After the infamous octopus photograph, Harris began working for local station KUTV, where he was responsible for producing a series of investigative segments cumulatively titled “Atomic Television.” Bordering on kitsch, these segments are often laced with comical undertones. Adjacent to the wall of photographs, the exhibition recreates a 1970’s style living room, complete with vintage furniture, a bookshelf, wall decoration and a television playing selections from “Atomic Television.”
Connected to the photographic wall and faux-living area is the exhibition’s primary spectacle—a room containing evidence of a lively film career. Visitors entering this space are greeted by a large screen displaying excerpts from various documentaries which Harris narrates in a discombobulated and personal manner. The sights and sounds emanating from this enormous screen are impossible to ignore—as if Harris is personally accompanying viewers throughout the exhibition. Surrounding the screen are various artifacts from Harris’s career, including enlarged film stills, posters, props and a large photographic work entitled, “My Brain.” In this photographic collage, we see repeated images that appear elsewhere in the exhibition, mixed with portraits of individuals from around the world. Intermixed throughout the collage are arrows, yet again included to ambiguously alter or guide our vision.
Whereas the first room of the exhibition highlights Harris’s work, the second room is decidedly autobiographical. The room is littered with screens displaying scenes from his most recent film Luna Mesa (2011) and digitized excerpts from his journal.

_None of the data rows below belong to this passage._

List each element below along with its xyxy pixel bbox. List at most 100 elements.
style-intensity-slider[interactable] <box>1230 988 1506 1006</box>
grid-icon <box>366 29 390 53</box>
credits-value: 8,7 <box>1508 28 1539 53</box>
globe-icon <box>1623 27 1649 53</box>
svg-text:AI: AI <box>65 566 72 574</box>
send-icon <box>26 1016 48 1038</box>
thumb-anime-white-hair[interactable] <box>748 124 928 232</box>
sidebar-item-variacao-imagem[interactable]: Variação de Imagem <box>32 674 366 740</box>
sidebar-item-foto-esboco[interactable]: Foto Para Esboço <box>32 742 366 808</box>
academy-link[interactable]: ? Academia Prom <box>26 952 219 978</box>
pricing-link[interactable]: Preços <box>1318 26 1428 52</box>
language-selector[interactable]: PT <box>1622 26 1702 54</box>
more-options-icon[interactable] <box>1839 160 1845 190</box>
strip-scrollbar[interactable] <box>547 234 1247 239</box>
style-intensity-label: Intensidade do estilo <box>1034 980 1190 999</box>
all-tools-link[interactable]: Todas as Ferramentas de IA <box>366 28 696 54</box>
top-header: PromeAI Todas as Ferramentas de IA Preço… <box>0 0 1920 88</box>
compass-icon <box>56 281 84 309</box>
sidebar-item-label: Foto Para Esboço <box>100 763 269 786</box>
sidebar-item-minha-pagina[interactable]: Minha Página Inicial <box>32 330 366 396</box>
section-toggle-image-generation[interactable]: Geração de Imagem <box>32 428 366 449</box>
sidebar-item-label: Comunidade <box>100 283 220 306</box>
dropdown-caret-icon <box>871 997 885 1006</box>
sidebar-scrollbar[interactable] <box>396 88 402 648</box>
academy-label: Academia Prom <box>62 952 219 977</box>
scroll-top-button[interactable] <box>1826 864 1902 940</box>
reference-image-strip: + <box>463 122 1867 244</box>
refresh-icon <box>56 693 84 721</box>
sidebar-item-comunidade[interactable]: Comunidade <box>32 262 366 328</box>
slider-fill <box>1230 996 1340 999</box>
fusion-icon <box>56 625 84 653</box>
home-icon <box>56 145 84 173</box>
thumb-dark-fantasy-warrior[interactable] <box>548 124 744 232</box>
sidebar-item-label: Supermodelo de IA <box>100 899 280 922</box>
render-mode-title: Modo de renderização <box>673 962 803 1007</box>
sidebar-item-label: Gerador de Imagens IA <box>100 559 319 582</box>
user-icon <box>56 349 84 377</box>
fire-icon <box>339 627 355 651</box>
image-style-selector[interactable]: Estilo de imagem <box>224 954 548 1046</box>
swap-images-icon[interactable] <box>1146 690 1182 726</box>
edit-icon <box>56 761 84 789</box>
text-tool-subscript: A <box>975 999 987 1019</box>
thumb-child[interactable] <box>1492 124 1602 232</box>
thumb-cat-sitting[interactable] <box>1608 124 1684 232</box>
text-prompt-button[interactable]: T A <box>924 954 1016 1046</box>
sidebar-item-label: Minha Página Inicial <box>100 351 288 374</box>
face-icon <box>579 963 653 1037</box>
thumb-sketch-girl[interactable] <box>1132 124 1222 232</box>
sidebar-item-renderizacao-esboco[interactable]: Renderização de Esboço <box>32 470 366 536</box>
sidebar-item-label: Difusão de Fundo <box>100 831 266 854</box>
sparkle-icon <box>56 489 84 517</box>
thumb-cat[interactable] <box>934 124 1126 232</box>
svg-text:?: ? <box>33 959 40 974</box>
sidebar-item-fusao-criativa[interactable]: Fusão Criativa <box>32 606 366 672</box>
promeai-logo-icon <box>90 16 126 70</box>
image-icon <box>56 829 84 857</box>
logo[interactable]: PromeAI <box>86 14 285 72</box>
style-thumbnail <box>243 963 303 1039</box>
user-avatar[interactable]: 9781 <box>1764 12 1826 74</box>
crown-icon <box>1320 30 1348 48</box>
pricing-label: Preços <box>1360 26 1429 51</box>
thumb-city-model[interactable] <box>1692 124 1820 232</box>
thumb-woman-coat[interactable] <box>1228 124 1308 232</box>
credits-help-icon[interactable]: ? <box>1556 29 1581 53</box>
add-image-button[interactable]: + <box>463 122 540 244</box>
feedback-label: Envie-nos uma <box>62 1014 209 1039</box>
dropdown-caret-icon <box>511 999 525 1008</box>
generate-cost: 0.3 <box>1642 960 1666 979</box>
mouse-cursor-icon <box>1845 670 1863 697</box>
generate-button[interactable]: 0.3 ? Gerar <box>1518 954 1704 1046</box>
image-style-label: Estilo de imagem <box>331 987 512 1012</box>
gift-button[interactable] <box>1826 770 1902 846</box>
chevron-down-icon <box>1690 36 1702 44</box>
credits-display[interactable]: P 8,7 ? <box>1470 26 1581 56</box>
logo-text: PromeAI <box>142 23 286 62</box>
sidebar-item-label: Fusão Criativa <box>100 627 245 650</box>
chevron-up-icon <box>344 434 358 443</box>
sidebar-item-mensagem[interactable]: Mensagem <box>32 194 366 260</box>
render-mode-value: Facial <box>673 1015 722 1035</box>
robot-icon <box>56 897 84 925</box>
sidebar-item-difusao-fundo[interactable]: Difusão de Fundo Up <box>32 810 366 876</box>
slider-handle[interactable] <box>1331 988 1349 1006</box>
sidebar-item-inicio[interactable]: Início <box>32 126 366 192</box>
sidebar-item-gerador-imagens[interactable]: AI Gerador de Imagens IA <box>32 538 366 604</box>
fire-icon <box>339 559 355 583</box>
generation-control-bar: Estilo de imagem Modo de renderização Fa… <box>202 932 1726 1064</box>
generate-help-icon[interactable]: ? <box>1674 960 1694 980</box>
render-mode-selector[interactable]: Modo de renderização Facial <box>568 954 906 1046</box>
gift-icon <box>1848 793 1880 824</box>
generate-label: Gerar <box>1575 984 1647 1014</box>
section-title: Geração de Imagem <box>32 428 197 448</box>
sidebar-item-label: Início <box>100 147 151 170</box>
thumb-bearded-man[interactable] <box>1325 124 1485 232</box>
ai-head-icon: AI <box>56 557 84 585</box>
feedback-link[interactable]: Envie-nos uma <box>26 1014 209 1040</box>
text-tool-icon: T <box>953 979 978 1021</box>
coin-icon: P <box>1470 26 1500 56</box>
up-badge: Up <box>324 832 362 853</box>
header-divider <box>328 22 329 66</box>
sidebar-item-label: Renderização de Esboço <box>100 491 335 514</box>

These video instillations illuminate the dark room with bright colors and abstract shapes. Screens enlarge selected pages from the journal, that is also presented in physical form in a display box. Harris toys with our traditional notion of an artistic journal as informative and didactic. Instead, the journal—in its various forms—is a work of art itself, rather than a prerequisite to a completed project.
The exhibition seems to play upon Harris’s interest in documentation. That is to say, his preoccupation with cataloging certain autobiographical episodes as works of art themselves.
Consistent with this interesting propensity for channeling creativity through the banal, the exterior wall of the exhibition (lining UMOCA’s hallway), contains a work entitled, “Bruce and Me.” This work details the correspondence between Trent Harris and fellow artist Bruce Connor. Harris includes letters and a written statement combined with Pop collages of wild and incoherent images that are overtly comical but also endearing.
Like Harris’s work as a whole, the correspondence relishes in the absurd—using repetition as a vehicle for lunacy.
The exhibition culminates in the new media gallery, where Harris’s Echo Cave title comes full circle. The gallery’s dark enclosed space mimics a real cave, a space where viewers are visually assaulted by multiple clips from Harris’s film career on one giant screen. To Harris, this selection is a natural conclusion, a finale for those patient enough to sit in the room long enough. Perhaps then, the echo cave, with its silent and contemplative aura, is the best possible venue for taking in the enormity of Harris’s strange artistic vision.
Scotti Hill is a lawyer, art critic, and curator based in Salt Lake City. She has contributed to various publications and serves as an adjunct professor of art history at Westminster College. She has a Master’s Degree in art history from the University of Utah.